Chicago Board of Trade Market News
Outlook: December corn futures are 28 ¼ cents (8.5 percent) higher this week after the USDA surprised the market with a smaller than expected corn acreage estimate. The acreage report estimated farmers planted 37.232 million hectares (92 million acres) to corn, down sharply from the agency’s prior forecast of 39.225 million hectares (97 million acres). Traders focused almost exclusively on the smaller acreage figure and the neutral/bearish Grain Stocks report, issued the same day, had little impact on the market.
The 5-million-acre reduction between USDA’s March and June planted area forecasts was due largely decreases in the northern Plains and parts of the Corn Belt. Notably, North Dakota farmers lowered their corn plantings by some 323,000 hectares (800,000 acres) while Nebraska and South Dakota cut well over 202,000 hectares (500,000 acres) from their planting intentions. Perhaps most interestingly, key corn producing states including Illinois and Indiana saw significant acreage changes, with those two states in particular cutting 161,000 hectares (400,000 acres) from corn plantings. The USDA’s report showed only a few, historically minor corn-producing states increasing acreage from the March report, including Utah, Oklahoma, Kentucky, and Wisconsin.
Other key statistics from the June acreage report include a modest reduction in sorghum area (now estimated at 2.26 million hectares or 5.6 million acres), with Texas and Kansas cutting plantings by 40,400 hectares (100,000 acres) and 20,000 hectares (50,000 acres), respectively. USDA increased 2020 U.S. oat planted area by 52,000 hectares (130,000 acres) and made a modest increase to barley planted area. In total, USDA estimates that 41.9 million hectares (103.6 million acres) were planted to feed grains in 2020, up 3 percent from 2019.

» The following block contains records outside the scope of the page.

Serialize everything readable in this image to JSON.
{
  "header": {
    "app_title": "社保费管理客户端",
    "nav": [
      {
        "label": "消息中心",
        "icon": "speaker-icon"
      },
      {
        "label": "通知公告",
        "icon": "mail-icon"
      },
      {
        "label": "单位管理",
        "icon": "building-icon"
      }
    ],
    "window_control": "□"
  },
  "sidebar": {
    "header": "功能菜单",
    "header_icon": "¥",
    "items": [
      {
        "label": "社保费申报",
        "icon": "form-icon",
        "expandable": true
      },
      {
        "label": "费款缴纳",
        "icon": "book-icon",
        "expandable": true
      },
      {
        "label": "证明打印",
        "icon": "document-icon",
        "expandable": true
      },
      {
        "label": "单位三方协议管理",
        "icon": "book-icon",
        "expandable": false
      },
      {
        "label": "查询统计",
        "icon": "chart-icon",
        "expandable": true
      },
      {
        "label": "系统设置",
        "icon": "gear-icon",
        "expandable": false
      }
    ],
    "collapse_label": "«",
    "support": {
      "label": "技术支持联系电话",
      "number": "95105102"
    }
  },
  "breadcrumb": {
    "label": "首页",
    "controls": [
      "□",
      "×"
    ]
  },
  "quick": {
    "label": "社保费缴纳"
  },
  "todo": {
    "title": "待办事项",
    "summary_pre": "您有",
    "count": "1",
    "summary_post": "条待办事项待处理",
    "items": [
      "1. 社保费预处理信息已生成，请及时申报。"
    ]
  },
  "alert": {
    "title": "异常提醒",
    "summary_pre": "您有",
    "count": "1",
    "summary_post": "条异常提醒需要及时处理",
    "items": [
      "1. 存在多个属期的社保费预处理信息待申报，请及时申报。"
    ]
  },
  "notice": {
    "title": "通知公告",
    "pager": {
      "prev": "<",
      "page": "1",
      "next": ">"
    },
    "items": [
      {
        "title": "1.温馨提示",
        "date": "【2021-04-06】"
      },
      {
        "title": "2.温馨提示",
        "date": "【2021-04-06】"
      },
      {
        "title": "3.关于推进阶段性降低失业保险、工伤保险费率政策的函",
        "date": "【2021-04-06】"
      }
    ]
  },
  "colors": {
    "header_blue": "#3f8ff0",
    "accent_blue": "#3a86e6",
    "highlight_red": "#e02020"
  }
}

The U.S. corn crop is approaching the yield-critical time of mid-July pollination in overall excellent shape. Seventy-three percent of the crop is rated in good/excellent condition, up slightly from the prior week and USDA notes that 4 percent of the crop is silking. That figure is slightly behind average but the coming week’s forecast for warm/dry weather should help accelerate crop development. The long-term forecast is still devoid of threatening heat/dryness, meaning pollination and kernel fill should occur during favorable weather.
The weekly Export Sales report featured net corn sales of 361,000 MT and exports of 1.439 MMT. Exports were up 10 percent from the prior week and in-line with market expectations. Recent shipments put YTD exports at 33.8 MMT (down 21 percent) while YTD bookings (exports plus unshipped sales) stand at 42.3 MMT (down 13 percent). The report also featured 131,000 MT of sorghum exports. YTD sorghum exports are up 153 percent as international demand has remained exceptionally strong.

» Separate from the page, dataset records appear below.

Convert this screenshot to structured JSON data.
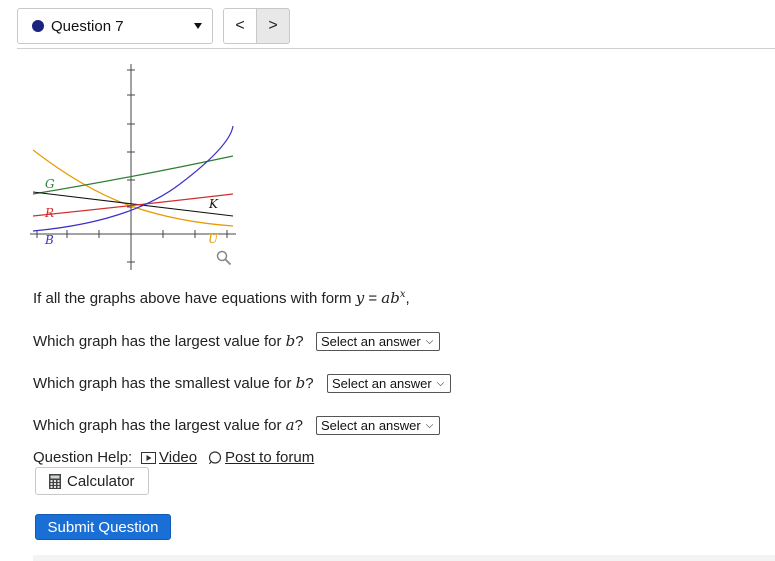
{
  "header": {
    "question_label": "Question 7",
    "prev_label": "<",
    "next_label": ">",
    "dot_color": "#1a237e"
  },
  "graph": {
    "curve_labels": {
      "G": "G",
      "R": "R",
      "K": "K",
      "B": "B",
      "U": "U"
    },
    "colors": {
      "G": "#2e7d32",
      "R": "#d32f2f",
      "K": "#111111",
      "B": "#3b2fc9",
      "U": "#e69b00"
    }
  },
  "question": {
    "intro_prefix": "If all the graphs above have equations with form ",
    "formula_y": "y",
    "formula_eq": " = ",
    "formula_ab": "ab",
    "formula_exp": "x",
    "intro_suffix": ",",
    "q1_prefix": "Which graph has the largest value for ",
    "q1_var": "b",
    "q1_suffix": "?",
    "q2_prefix": "Which graph has the smallest value for ",
    "q2_var": "b",
    "q2_suffix": "?",
    "q3_prefix": "Which graph has the largest value for ",
    "q3_var": "a",
    "q3_suffix": "?",
    "select_placeholder": "Select an answer"
  },
  "help": {
    "label": "Question Help:",
    "video_label": "Video",
    "forum_label": "Post to forum"
  },
  "buttons": {
    "calculator_label": "Calculator",
    "submit_label": "Submit Question",
    "submit_color": "#1a6fd6"
  }
}
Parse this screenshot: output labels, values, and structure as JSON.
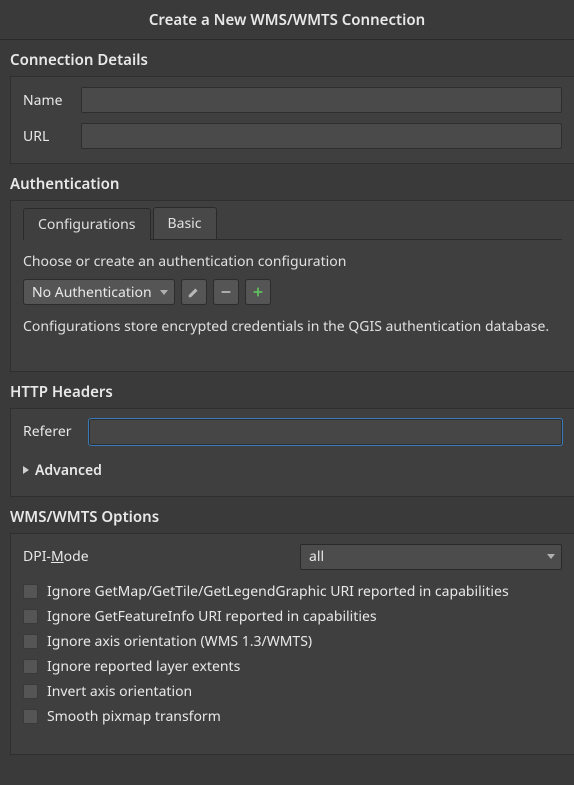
{
  "title": "Create a New WMS/WMTS Connection",
  "sections": {
    "connection_details": "Connection Details",
    "authentication": "Authentication",
    "http_headers": "HTTP Headers",
    "options": "WMS/WMTS Options"
  },
  "connection": {
    "name_label": "Name",
    "name_value": "",
    "url_label": "URL",
    "url_value": ""
  },
  "auth": {
    "tabs": {
      "configurations": "Configurations",
      "basic": "Basic"
    },
    "choose": "Choose or create an authentication configuration",
    "combo_value": "No Authentication",
    "hint": "Configurations store encrypted credentials in the QGIS authentication database."
  },
  "http": {
    "referer_label": "Referer",
    "referer_value": "",
    "advanced": "Advanced"
  },
  "options_fields": {
    "dpi_label_pre": "DPI-",
    "dpi_label_ul": "M",
    "dpi_label_post": "ode",
    "dpi_value": "all",
    "checks": [
      "Ignore GetMap/GetTile/GetLegendGraphic URI reported in capabilities",
      "Ignore GetFeatureInfo URI reported in capabilities",
      "Ignore axis orientation (WMS 1.3/WMTS)",
      "Ignore reported layer extents",
      "Invert axis orientation",
      "Smooth pixmap transform"
    ]
  }
}
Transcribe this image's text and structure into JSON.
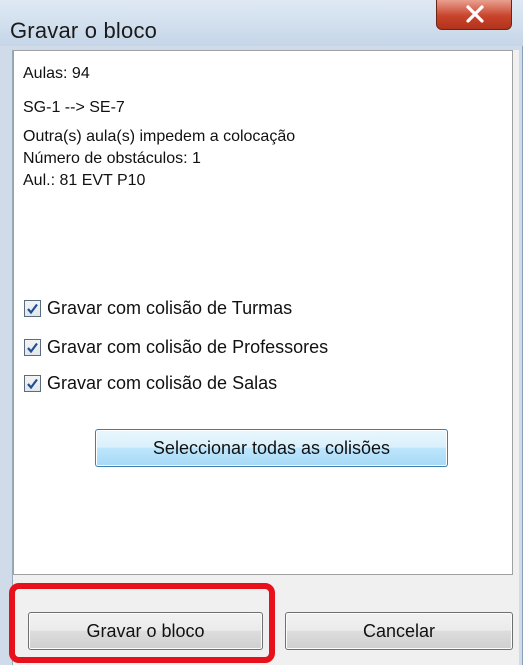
{
  "window": {
    "title": "Gravar o bloco",
    "close_label": "X"
  },
  "info": {
    "lessons": "Aulas: 94",
    "move": "SG-1 --> SE-7",
    "reason": "Outra(s) aula(s) impedem a colocação",
    "obstacles": "Número de obstáculos: 1",
    "conflict_lesson": "Aul.: 81 EVT P10"
  },
  "options": [
    {
      "label": "Gravar com colisão de Turmas",
      "checked": true
    },
    {
      "label": "Gravar com colisão de Professores",
      "checked": true
    },
    {
      "label": "Gravar com colisão de Salas",
      "checked": true
    }
  ],
  "buttons": {
    "select_all": "Seleccionar todas as colisões",
    "save_block": "Gravar o bloco",
    "cancel": "Cancelar"
  },
  "colors": {
    "highlight": "#e8101b",
    "close_button": "#c8442c",
    "primary_button": "#bee6fd"
  }
}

From a technical standpoint, December corn futures have put in near-term lows (last week’s contract lows) and have handily overcome technical resistance. Following Tuesday’s acreage report release, the market quickly jumped above resistance at $3.48-3.50 and triggered buy-stops on Wednesday as it moved above the 100-day MA. December futures have struggled to move above $3.65, however, and mild profit taking pushed the market lower on Thursday.

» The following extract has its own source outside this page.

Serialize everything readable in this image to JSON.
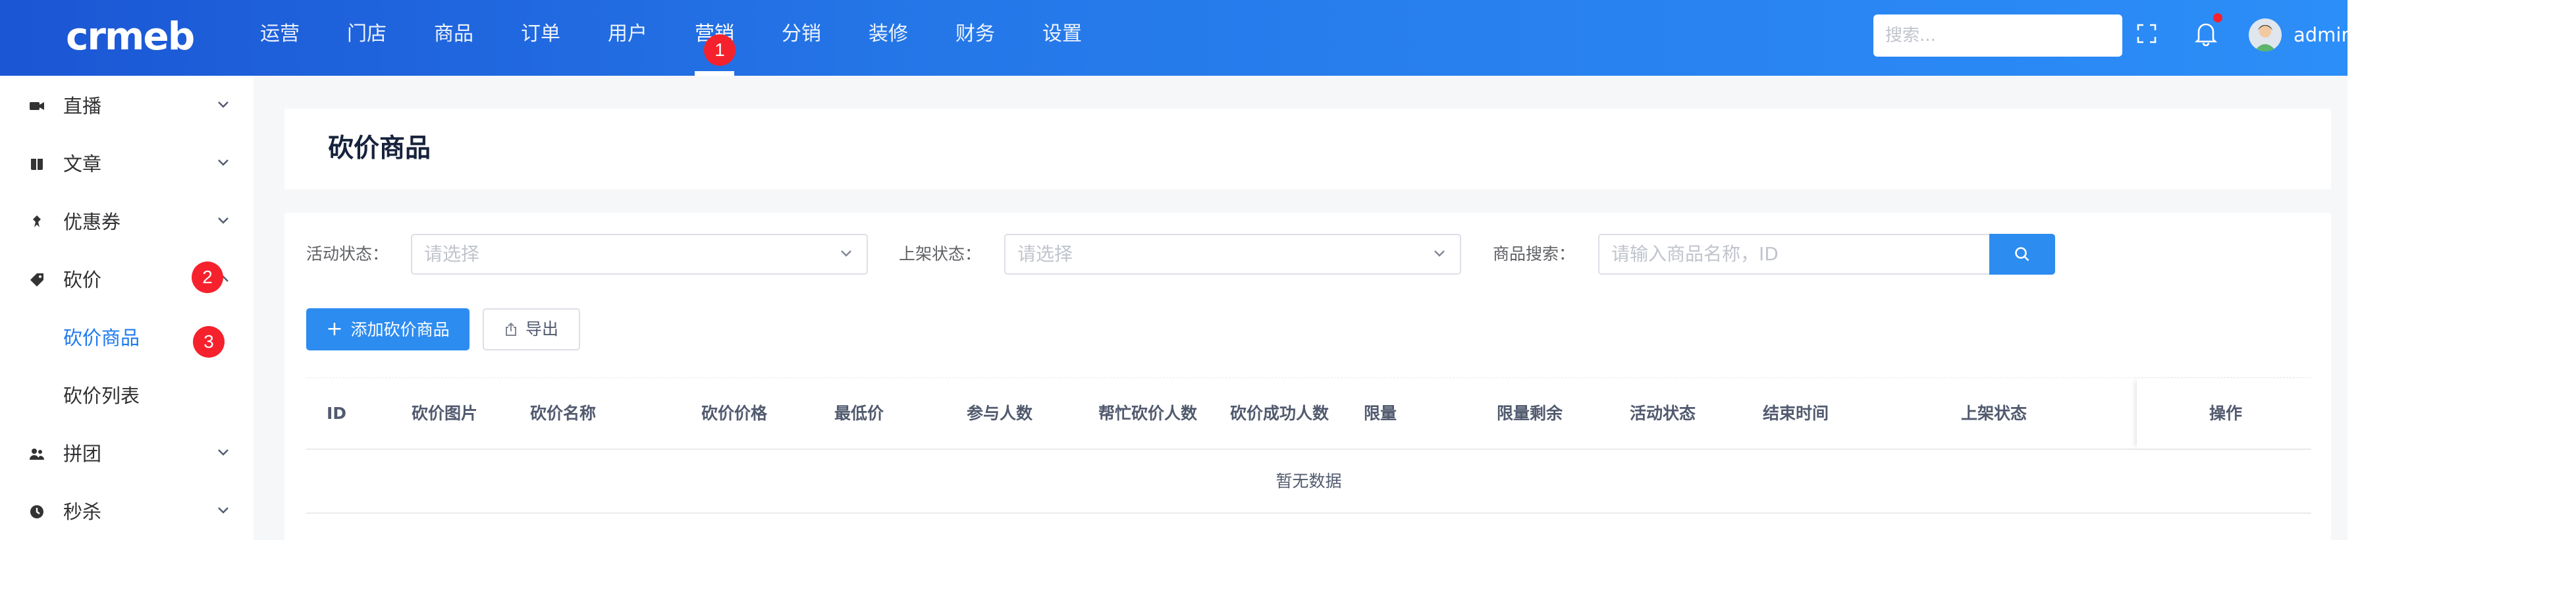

Looking forward, former resistance at the 100-day MA is now turning into major support (notably, that stopped Thursday’s selling). A weekend forecast for hot/dry weather for most of the corn-growing regions of the U.S. will likely put funds in a short covering mood again on Monday. The next upside target is psychological resistance/the 200-day MA at $3.75/3.76. Unless extended weather forecasts retain a hot/dry trend through July, it is doubtful that the market will be able to move substantially higher than $3.75. Consequently, the outlook is for wide-ranging but sideways trade between $3.50 and $3.75.